We aim to extend current image-based modelling technologies such that they may be applied to historical images, which were taken for other purposes using film cameras that have long since disappeared. This will require the development of new self-calibration techniques applicable to analogue images, and interactive modelling mechanisms capable of extracting 3D from unconventional image sets. In the most extreme case, there is only single image available of an object to be modelled, but in general there may be multiple images, taken over a long time period. The appearance of the object to be modelled may have changed significantly between images, due to lighting and weather variations, but more substantially, due to changes in geometry. Figure 1, for example, shows 3 images of the HMAS Protector. These images were taken over a period of tens of years, during which time many additions were made to the shape of the ship. The locations of the images vary significantly also. Little of the scene geometry thus remains constant over the image set, and yet humans are able to estimate the shape of the ship and its surroundings. By exploiting the human capacity to recover shape estimates under challenging conditions we aim to provide 3D modelling software wight he same capacity.
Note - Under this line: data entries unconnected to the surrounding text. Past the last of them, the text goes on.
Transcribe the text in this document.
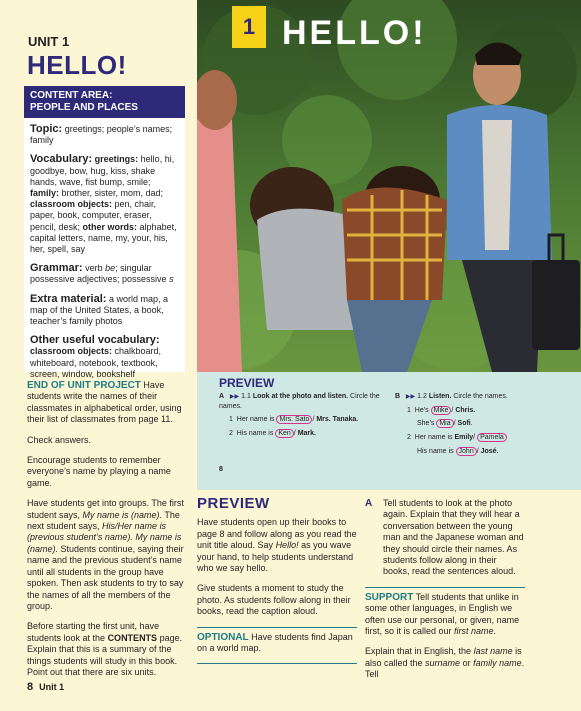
UNIT 1
HELLO!
CONTENT AREA:
PEOPLE AND PLACES
Topic: greetings; people’s names; family
Vocabulary: greetings: hello, hi, goodbye, bow, hug, kiss, shake hands, wave, fist bump, smile; family: brother, sister, mom, dad; classroom objects: pen, chair, paper, book, computer, eraser, pencil, desk; other words: alphabet, capital letters, name, my, your, his, her, spell, say
Grammar: verb be; singular possessive adjectives; possessive s
Extra material: a world map, a map of the United States, a book, teacher’s family photos
Other useful vocabulary:
classroom objects: chalkboard, whiteboard, notebook, textbook, screen, window, bookshelf

END OF UNIT PROJECT Have students write the names of their classmates in alphabetical order, using their list of classmates from page 11.

Check answers.

Encourage students to remember everyone’s name by playing a name game.

Have students get into groups. The first student says, My name is (name). The next student says, His/Her name is (previous student’s name). My name is (name). Students continue, saying their name and the previous student’s name until all students in the group have spoken. Then ask students to try to say the names of all the members of the group.

Before starting the first unit, have students look at the CONTENTS page. Explain that this is a summary of the things students will study in this book. Point out that there are six units.

8 Unit 1
1 HELLO!
PREVIEW
A ▶▶ 1.1 Look at the photo and listen. Circle the names.
1 Her name is Mrs. Sato / Mrs. Tanaka.
2 His name is Ken / Mark.
B ▶▶ 1.2 Listen. Circle the names.
1 He’s Mike / Chris.
She’s Mia / Sofi.
2 Her name is Emily/ Pamela
His name is John / José.
8
PREVIEW

Have students open up their books to page 8 and follow along as you read the unit title aloud. Say Hello! as you wave your hand, to help students understand who we say hello.

Give students a moment to study the photo. As students follow along in their books, read the caption aloud.

OPTIONAL Have students find Japan on a world map.

A Tell students to look at the photo again. Explain that they will hear a conversation between the young man and the Japanese woman and they should circle their names. As students follow along in their books, read the sentences aloud.

SUPPORT Tell students that unlike in some other languages, in English we often use our personal, or given, name first, so it is called our first name.

Explain that in English, the last name is also called the surname or family name. Tell
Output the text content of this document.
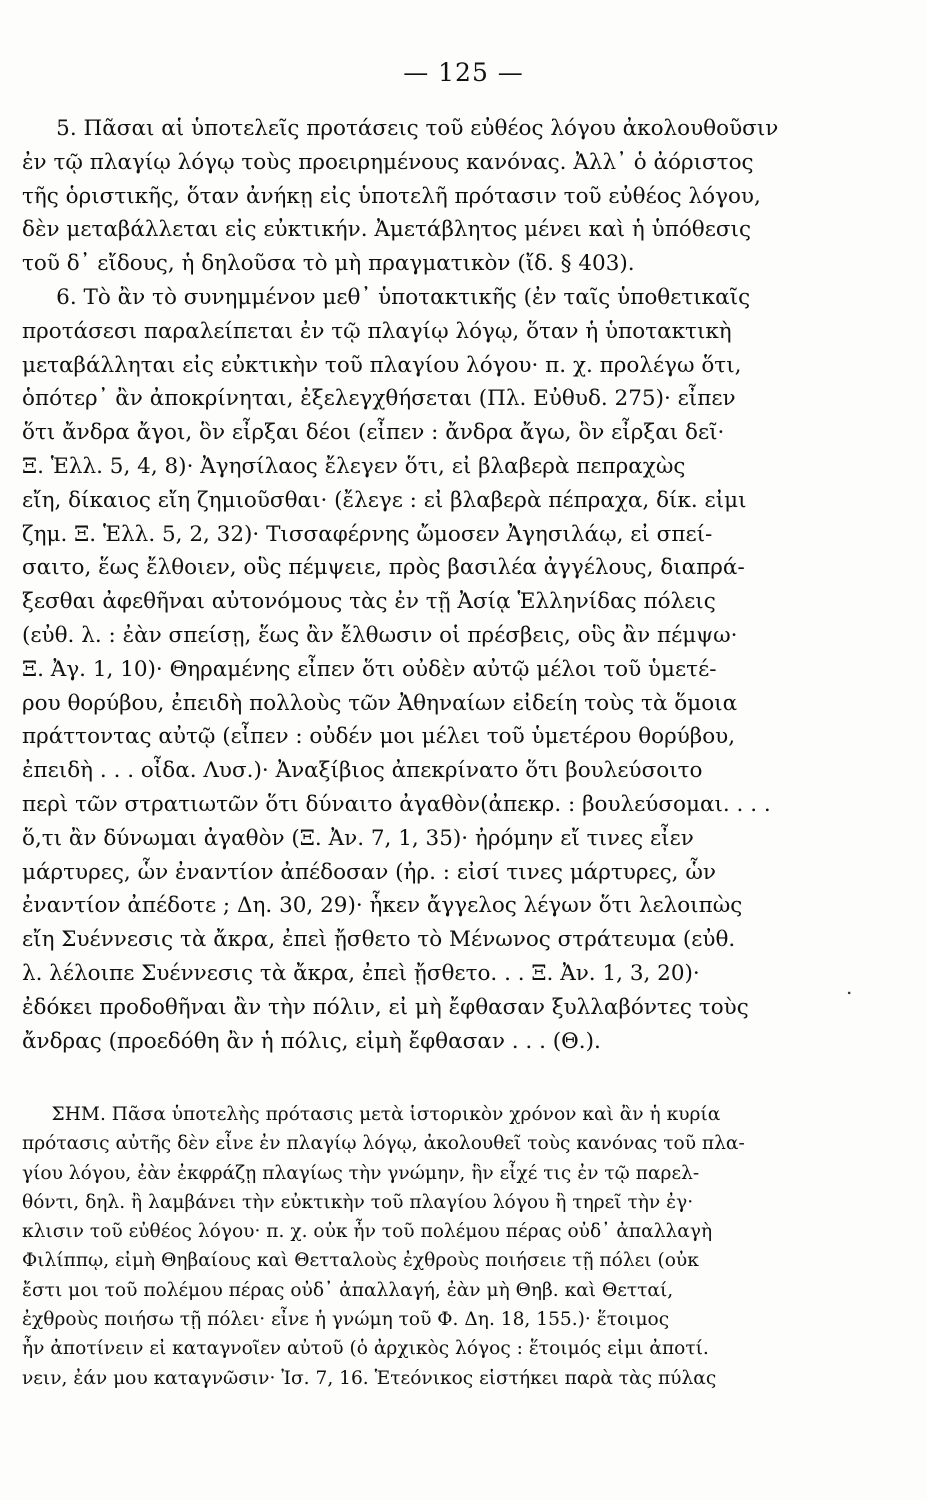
— 125 —
5. Πᾶσαι αἱ ὑποτελεῖς προτάσεις τοῦ εὐθέος λόγου ἀκολουθοῦσιν
ἐν τῷ πλαγίῳ λόγῳ τοὺς προειρημένους κανόνας. Ἀλλ᾽ ὁ ἀόριστος
τῆς ὁριστικῆς, ὅταν ἀνήκῃ εἰς ὑποτελῆ πρότασιν τοῦ εὐθέος λόγου,
δὲν μεταβάλλεται εἰς εὐκτικήν. Ἀμετάβλητος μένει καὶ ἡ ὑπόθεσις
τοῦ δ᾽ εἴδους, ἡ δηλοῦσα τὸ μὴ πραγματικὸν (ἴδ. § 403).
6. Τὸ ἂν τὸ συνημμένον μεθ᾽ ὑποτακτικῆς (ἐν ταῖς ὑποθετικαῖς
προτάσεσι παραλείπεται ἐν τῷ πλαγίῳ λόγῳ, ὅταν ἡ ὑποτακτικὴ
μεταβάλληται εἰς εὐκτικὴν τοῦ πλαγίου λόγου· π. χ. προλέγω ὅτι,
ὁπότερ᾽ ἂν ἀποκρίνηται, ἐξελεγχθήσεται (Πλ. Εὐθυδ. 275)· εἶπεν
ὅτι ἄνδρα ἄγοι, ὃν εἶρξαι δέοι (εἶπεν : ἄνδρα ἄγω, ὃν εἶρξαι δεῖ·
Ξ. Ἑλλ. 5, 4, 8)· Ἀγησίλαος ἔλεγεν ὅτι, εἰ βλαβερὰ πεπραχὼς
εἴη, δίκαιος εἴη ζημιοῦσθαι· (ἔλεγε : εἰ βλαβερὰ πέπραχα, δίκ. εἰμι
ζημ. Ξ. Ἑλλ. 5, 2, 32)· Τισσαφέρνης ὤμοσεν Ἀγησιλάῳ, εἰ σπεί-
σαιτο, ἕως ἔλθοιεν, οὓς πέμψειε, πρὸς βασιλέα ἀγγέλους, διαπρά-
ξεσθαι ἀφεθῆναι αὐτονόμους τὰς ἐν τῇ Ἀσίᾳ Ἑλληνίδας πόλεις
(εὐθ. λ. : ἐὰν σπείσῃ, ἕως ἂν ἔλθωσιν οἱ πρέσβεις, οὓς ἂν πέμψω·
Ξ. Ἀγ. 1, 10)· Θηραμένης εἶπεν ὅτι οὐδὲν αὐτῷ μέλοι τοῦ ὑμετέ-
ρου θορύβου, ἐπειδὴ πολλοὺς τῶν Ἀθηναίων εἰδείη τοὺς τὰ ὅμοια
πράττοντας αὐτῷ (εἶπεν : οὐδέν μοι μέλει τοῦ ὑμετέρου θορύβου,
ἐπειδὴ . . . οἶδα. Λυσ.)· Ἀναξίβιος ἀπεκρίνατο ὅτι βουλεύσοιτο
περὶ τῶν στρατιωτῶν ὅτι δύναιτο ἀγαθὸν(ἀπεκρ. : βουλεύσομαι. . . .
ὅ,τι ἂν δύνωμαι ἀγαθὸν (Ξ. Ἀν. 7, 1, 35)· ἠρόμην εἴ τινες εἶεν
μάρτυρες, ὧν ἐναντίον ἀπέδοσαν (ἠρ. : εἰσί τινες μάρτυρες, ὧν
ἐναντίον ἀπέδοτε ; Δη. 30, 29)· ἧκεν ἄγγελος λέγων ὅτι λελοιπὼς
εἴη Συέννεσις τὰ ἄκρα, ἐπεὶ ᾔσθετο τὸ Μένωνος στράτευμα (εὐθ.
λ. λέλοιπε Συέννεσις τὰ ἄκρα, ἐπεὶ ᾔσθετο. . . Ξ. Ἀν. 1, 3, 20)·
ἐδόκει προδοθῆναι ἂν τὴν πόλιν, εἰ μὴ ἔφθασαν ξυλλαβόντες τοὺς
ἄνδρας (προεδόθη ἂν ἡ πόλις, εἰμὴ ἔφθασαν . . . (Θ.).
ΣΗΜ. Πᾶσα ὑποτελὴς πρότασις μετὰ ἱστορικὸν χρόνον καὶ ἂν ἡ κυρία
πρότασις αὐτῆς δὲν εἶνε ἐν πλαγίῳ λόγῳ, ἀκολουθεῖ τοὺς κανόνας τοῦ πλα-
γίου λόγου, ἐὰν ἐκφράζῃ πλαγίως τὴν γνώμην, ἣν εἶχέ τις ἐν τῷ παρελ-
θόντι, δηλ. ἢ λαμβάνει τὴν εὐκτικὴν τοῦ πλαγίου λόγου ἢ τηρεῖ τὴν ἐγ·
κλισιν τοῦ εὐθέος λόγου· π. χ. οὐκ ἦν τοῦ πολέμου πέρας οὐδ᾽ ἀπαλλαγὴ
Φιλίππῳ, εἰμὴ Θηβαίους καὶ Θετταλοὺς ἐχθροὺς ποιήσειε τῇ πόλει (οὐκ
ἔστι μοι τοῦ πολέμου πέρας οὐδ᾽ ἀπαλλαγή, ἐὰν μὴ Θηβ. καὶ Θετταί,
ἐχθροὺς ποιήσω τῇ πόλει· εἶνε ἡ γνώμη τοῦ Φ. Δη. 18, 155.)· ἕτοιμος
ἦν ἀποτίνειν εἰ καταγνοῖεν αὐτοῦ (ὁ ἀρχικὸς λόγος : ἕτοιμός εἰμι ἀποτί.
νειν, ἐάν μου καταγνῶσιν· Ἰσ. 7, 16. Ἑτεόνικος εἱστήκει παρὰ τὰς πύλας
.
This project aims to give historians the capability to develop their own 3D models, directly from historical photographs. This will be achieved by extending existing structure-from-motion techniques to meet the demands placed upon them by the nature of the images. The interactive modelling process will be such that the models developed will be perfectly suited for incorporation into the digital exhibition tools currently used within museums, and more broadly.
This work is funded by ARC Linkage Project LP130101064 held by Prof Ian Reid and myself which has as its Partner Organisation the Maritime Museum of South Australia.